You are viewing a plain text version of this content. The canonical link for it is here.
Posted to user@storm.apache.org by Daniel Sachse <sa...@gmail.com> on 2015/06/03 13:04:33 UTC

Trident and "no-more-data" aggregation

Hey folks,

I am currently evaluating Trident as a replacement for our website analysis tool.
We currently have several components that do: crawling, analyzing, aggregation and reporting. They talk to each other via message queues.

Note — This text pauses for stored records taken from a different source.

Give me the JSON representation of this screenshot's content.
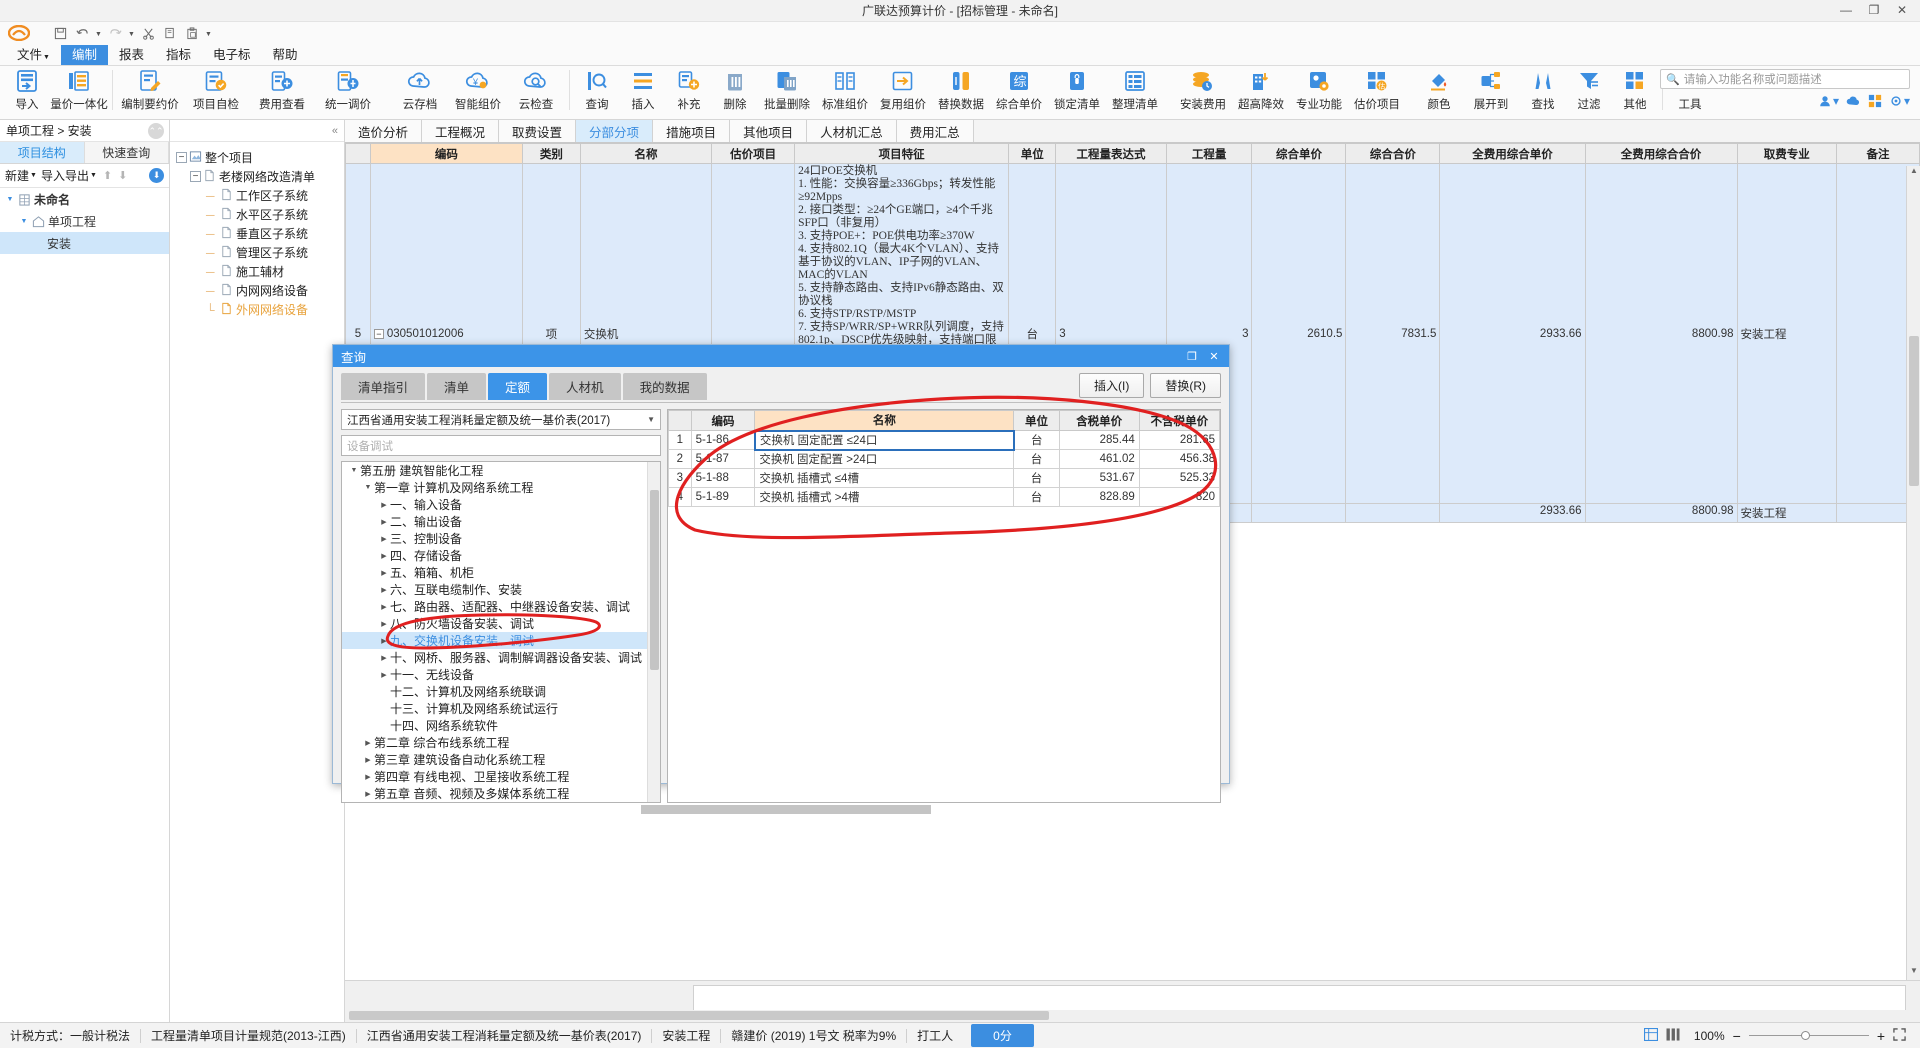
{
  "window": {
    "title": "广联达预算计价 - [招标管理 - 未命名]",
    "min": "—",
    "max": "□",
    "close": "✕",
    "restore": "❐"
  },
  "quick_access": {
    "logo": "cloud-logo",
    "items": [
      {
        "name": "save-icon",
        "glyph": "🖫"
      },
      {
        "name": "undo-icon",
        "glyph": "↺"
      },
      {
        "name": "undo-dropdown-caret",
        "glyph": "▾"
      },
      {
        "name": "redo-icon",
        "glyph": "↻"
      },
      {
        "name": "redo-dropdown-caret",
        "glyph": "▾"
      },
      {
        "name": "cut-icon",
        "glyph": "✂"
      },
      {
        "name": "copy-icon",
        "glyph": "🗐"
      },
      {
        "name": "paste-icon",
        "glyph": "📋"
      },
      {
        "name": "more-caret",
        "glyph": "▾"
      }
    ]
  },
  "menubar": {
    "items": [
      {
        "label": "文件",
        "caret": "▾",
        "active": false
      },
      {
        "label": "编制",
        "caret": "",
        "active": true
      },
      {
        "label": "报表",
        "caret": "",
        "active": false
      },
      {
        "label": "指标",
        "caret": "",
        "active": false
      },
      {
        "label": "电子标",
        "caret": "",
        "active": false
      },
      {
        "label": "帮助",
        "caret": "",
        "active": false
      }
    ]
  },
  "ribbon": {
    "items": [
      {
        "label": "导入",
        "icon": "import-icon",
        "caret": "▾"
      },
      {
        "label": "量价一体化",
        "icon": "quantity-price-icon",
        "caret": ""
      },
      {
        "label": "编制要约价",
        "icon": "edit-offer-price-icon",
        "caret": ""
      },
      {
        "label": "项目自检",
        "icon": "project-check-icon",
        "caret": ""
      },
      {
        "label": "费用查看",
        "icon": "fee-view-icon",
        "caret": ""
      },
      {
        "label": "统一调价",
        "icon": "unified-price-icon",
        "caret": "▾"
      },
      {
        "label": "云存档",
        "icon": "cloud-archive-icon",
        "caret": ""
      },
      {
        "label": "智能组价",
        "icon": "smart-pricing-icon",
        "caret": ""
      },
      {
        "label": "云检查",
        "icon": "cloud-check-icon",
        "caret": ""
      },
      {
        "label": "查询",
        "icon": "search-icon",
        "caret": "▾"
      },
      {
        "label": "插入",
        "icon": "insert-icon",
        "caret": "▾"
      },
      {
        "label": "补充",
        "icon": "supplement-icon",
        "caret": "▾"
      },
      {
        "label": "删除",
        "icon": "delete-icon",
        "caret": ""
      },
      {
        "label": "批量删除",
        "icon": "batch-delete-icon",
        "caret": ""
      },
      {
        "label": "标准组价",
        "icon": "standard-price-icon",
        "caret": ""
      },
      {
        "label": "复用组价",
        "icon": "reuse-price-icon",
        "caret": ""
      },
      {
        "label": "替换数据",
        "icon": "replace-data-icon",
        "caret": ""
      },
      {
        "label": "综合单价",
        "icon": "comprehensive-price-icon",
        "caret": ""
      },
      {
        "label": "锁定清单",
        "icon": "lock-list-icon",
        "caret": ""
      },
      {
        "label": "整理清单",
        "icon": "organize-list-icon",
        "caret": ""
      },
      {
        "label": "安装费用",
        "icon": "install-fee-icon",
        "caret": ""
      },
      {
        "label": "超高降效",
        "icon": "height-efficiency-icon",
        "caret": ""
      },
      {
        "label": "专业功能",
        "icon": "pro-function-icon",
        "caret": "▾"
      },
      {
        "label": "估价项目",
        "icon": "estimate-project-icon",
        "caret": ""
      },
      {
        "label": "颜色",
        "icon": "color-icon",
        "caret": ""
      },
      {
        "label": "展开到",
        "icon": "expand-to-icon",
        "caret": "▾"
      },
      {
        "label": "查找",
        "icon": "find-icon",
        "caret": ""
      },
      {
        "label": "过滤",
        "icon": "filter-icon",
        "caret": ""
      },
      {
        "label": "其他",
        "icon": "other-icon",
        "caret": "▾"
      },
      {
        "label": "工具",
        "icon": "tools-icon",
        "caret": "▾"
      }
    ],
    "search_placeholder": "请输入功能名称或问题描述"
  },
  "left_panel": {
    "breadcrumb": "单项工程 > 安装",
    "collapse_icon": "chevron-up-icon",
    "tabs": [
      {
        "label": "项目结构",
        "active": true
      },
      {
        "label": "快速查询",
        "active": false
      }
    ],
    "toolbar": [
      {
        "label": "新建",
        "caret": "▾"
      },
      {
        "label": "导入导出",
        "caret": "▾"
      }
    ],
    "arrow_up": "↑",
    "arrow_down": "↓",
    "download_icon": "download-icon",
    "tree": [
      {
        "label": "未命名",
        "icon": "building-icon",
        "tri": "▼",
        "indent": 0,
        "bold": true,
        "selected": false
      },
      {
        "label": "单项工程",
        "icon": "home-icon",
        "tri": "▼",
        "indent": 1,
        "bold": false,
        "selected": false
      },
      {
        "label": "安装",
        "icon": "",
        "tri": "",
        "indent": 2,
        "bold": false,
        "selected": true
      }
    ]
  },
  "project_tree": {
    "nodes": [
      {
        "label": "整个项目",
        "level": 0,
        "expander": "−",
        "icon": "project-icon",
        "highlight": false
      },
      {
        "label": "老楼网络改造清单",
        "level": 1,
        "expander": "−",
        "icon": "file-icon",
        "highlight": false
      },
      {
        "label": "工作区子系统",
        "level": 2,
        "expander": "",
        "icon": "file-icon",
        "highlight": false
      },
      {
        "label": "水平区子系统",
        "level": 2,
        "expander": "",
        "icon": "file-icon",
        "highlight": false
      },
      {
        "label": "垂直区子系统",
        "level": 2,
        "expander": "",
        "icon": "file-icon",
        "highlight": false
      },
      {
        "label": "管理区子系统",
        "level": 2,
        "expander": "",
        "icon": "file-icon",
        "highlight": false
      },
      {
        "label": "施工辅材",
        "level": 2,
        "expander": "",
        "icon": "file-icon",
        "highlight": false
      },
      {
        "label": "内网网络设备",
        "level": 2,
        "expander": "",
        "icon": "file-icon",
        "highlight": false
      },
      {
        "label": "外网网络设备",
        "level": 2,
        "expander": "",
        "icon": "file-icon",
        "highlight": true
      }
    ]
  },
  "main_tabs": [
    {
      "label": "造价分析",
      "active": false
    },
    {
      "label": "工程概况",
      "active": false
    },
    {
      "label": "取费设置",
      "active": false
    },
    {
      "label": "分部分项",
      "active": true
    },
    {
      "label": "措施项目",
      "active": false
    },
    {
      "label": "其他项目",
      "active": false
    },
    {
      "label": "人材机汇总",
      "active": false
    },
    {
      "label": "费用汇总",
      "active": false
    }
  ],
  "grid": {
    "headers": [
      "编码",
      "类别",
      "名称",
      "估价项目",
      "项目特征",
      "单位",
      "工程量表达式",
      "工程量",
      "综合单价",
      "综合合价",
      "全费用综合单价",
      "全费用综合合价",
      "取费专业",
      "备注"
    ],
    "row_number": "5",
    "row": {
      "code": "030501012006",
      "category": "项",
      "name": "交换机",
      "estimate": "",
      "feature": "24口POE交换机\n1. 性能：交换容量≥336Gbps；转发性能≥92Mpps\n2. 接口类型：≥24个GE端口，≥4个千兆SFP口（非复用）\n3. 支持POE+：POE供电功率≥370W\n4. 支持802.1Q（最大4K个VLAN）、支持基于协议的VLAN、IP子网的VLAN、MAC的VLAN\n5. 支持静态路由、支持IPv6静态路由、双协议栈\n6. 支持STP/RSTP/MSTP\n7. 支持SP/WRR/SP+WRR队列调度，支持802.1p、DSCP优先级映射，支持端口限速802.1p、DSCP优先级映射；\n8. 支持二层、三层、四层ACL、支持IPv4、IPv6 ACL、支持VLAN、",
      "unit": "台",
      "qty_expr": "3",
      "qty": "3",
      "unit_price": "2610.5",
      "total_price": "7831.5",
      "full_unit_price": "2933.66",
      "full_total_price": "8800.98",
      "profession": "安装工程",
      "remark": ""
    },
    "row2": {
      "full_unit_price": "2933.66",
      "full_total_price": "8800.98",
      "profession": "安装工程"
    }
  },
  "dialog": {
    "title": "查询",
    "minimize": "❐",
    "close": "✕",
    "tabs": [
      {
        "label": "清单指引",
        "active": false
      },
      {
        "label": "清单",
        "active": false
      },
      {
        "label": "定额",
        "active": true
      },
      {
        "label": "人材机",
        "active": false
      },
      {
        "label": "我的数据",
        "active": false
      }
    ],
    "buttons": [
      {
        "label": "插入(I)"
      },
      {
        "label": "替换(R)"
      }
    ],
    "standard_select": "江西省通用安装工程消耗量定额及统一基价表(2017)",
    "search_placeholder": "设备调试",
    "tree": [
      {
        "label": "第五册 建筑智能化工程",
        "level": 0,
        "tri": "▼",
        "selected": false
      },
      {
        "label": "第一章 计算机及网络系统工程",
        "level": 1,
        "tri": "▼",
        "selected": false
      },
      {
        "label": "一、输入设备",
        "level": 2,
        "tri": "▶",
        "selected": false
      },
      {
        "label": "二、输出设备",
        "level": 2,
        "tri": "▶",
        "selected": false
      },
      {
        "label": "三、控制设备",
        "level": 2,
        "tri": "▶",
        "selected": false
      },
      {
        "label": "四、存储设备",
        "level": 2,
        "tri": "▶",
        "selected": false
      },
      {
        "label": "五、箱箱、机柜",
        "level": 2,
        "tri": "▶",
        "selected": false
      },
      {
        "label": "六、互联电缆制作、安装",
        "level": 2,
        "tri": "▶",
        "selected": false
      },
      {
        "label": "七、路由器、适配器、中继器设备安装、调试",
        "level": 2,
        "tri": "▶",
        "selected": false
      },
      {
        "label": "八、防火墙设备安装、调试",
        "level": 2,
        "tri": "▶",
        "selected": false
      },
      {
        "label": "九、交换机设备安装、调试",
        "level": 2,
        "tri": "▶",
        "selected": true
      },
      {
        "label": "十、网桥、服务器、调制解调器设备安装、调试",
        "level": 2,
        "tri": "▶",
        "selected": false
      },
      {
        "label": "十一、无线设备",
        "level": 2,
        "tri": "▶",
        "selected": false
      },
      {
        "label": "十二、计算机及网络系统联调",
        "level": 2,
        "tri": "",
        "selected": false
      },
      {
        "label": "十三、计算机及网络系统试运行",
        "level": 2,
        "tri": "",
        "selected": false
      },
      {
        "label": "十四、网络系统软件",
        "level": 2,
        "tri": "",
        "selected": false
      },
      {
        "label": "第二章 综合布线系统工程",
        "level": 1,
        "tri": "▶",
        "selected": false
      },
      {
        "label": "第三章 建筑设备自动化系统工程",
        "level": 1,
        "tri": "▶",
        "selected": false
      },
      {
        "label": "第四章 有线电视、卫星接收系统工程",
        "level": 1,
        "tri": "▶",
        "selected": false
      },
      {
        "label": "第五章 音频、视频及多媒体系统工程",
        "level": 1,
        "tri": "▶",
        "selected": false
      }
    ],
    "result_headers": [
      "",
      "编码",
      "名称",
      "单位",
      "含税单价",
      "不含税单价"
    ],
    "results": [
      {
        "no": "1",
        "code": "5-1-86",
        "name": "交换机 固定配置 ≤24口",
        "unit": "台",
        "taxed": "285.44",
        "untaxed": "281.65",
        "selected": true
      },
      {
        "no": "2",
        "code": "5-1-87",
        "name": "交换机 固定配置 >24口",
        "unit": "台",
        "taxed": "461.02",
        "untaxed": "456.38",
        "selected": false
      },
      {
        "no": "3",
        "code": "5-1-88",
        "name": "交换机 插槽式 ≤4槽",
        "unit": "台",
        "taxed": "531.67",
        "untaxed": "525.33",
        "selected": false
      },
      {
        "no": "4",
        "code": "5-1-89",
        "name": "交换机 插槽式 >4槽",
        "unit": "台",
        "taxed": "828.89",
        "untaxed": "820",
        "selected": false
      }
    ]
  },
  "statusbar": {
    "items": [
      "计税方式：一般计税法",
      "工程量清单项目计量规范(2013-江西)",
      "江西省通用安装工程消耗量定额及统一基价表(2017)",
      "安装工程",
      "赣建价 (2019) 1号文 税率为9%",
      "打工人"
    ],
    "badge": "0分",
    "zoom": "100%",
    "icons": [
      "grid-view-icon",
      "split-view-icon"
    ],
    "zoom_minus": "−",
    "zoom_plus": "+",
    "fullscreen_icon": "fullscreen-icon"
  },
  "annotations": {
    "color": "#e02020",
    "shapes": [
      "ellipse-around-results",
      "ellipse-around-tree-item"
    ]
  }
}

I think that most of our current infrastructure code can be replaced by Storms Trident, but at one point I am unsure if this is possible:
When we crawl a webpage we don´t know how many pages are to be crawled in advance. Once our Crawler does not detect any new pages it fires an aggregation event and we for example check if all subpages have Google Analytics installed. We include several more metrics and send a report.
A simple flowchart: 1 Crawler produces X pages, Analyzer consumes 1 page and produces 1 result, Aggregator consumes X results and produces 1 report, Reporting consumes 1 report and produces 1 enriched report in Y formats.

The critical thing here is the migration of our aggregation system because as far as I understood it is only possible in real-time and not batch-wise. What I would like to know is if there is a way to say: „Do the aggregation once there has not been any new data for 5 minutes or so“.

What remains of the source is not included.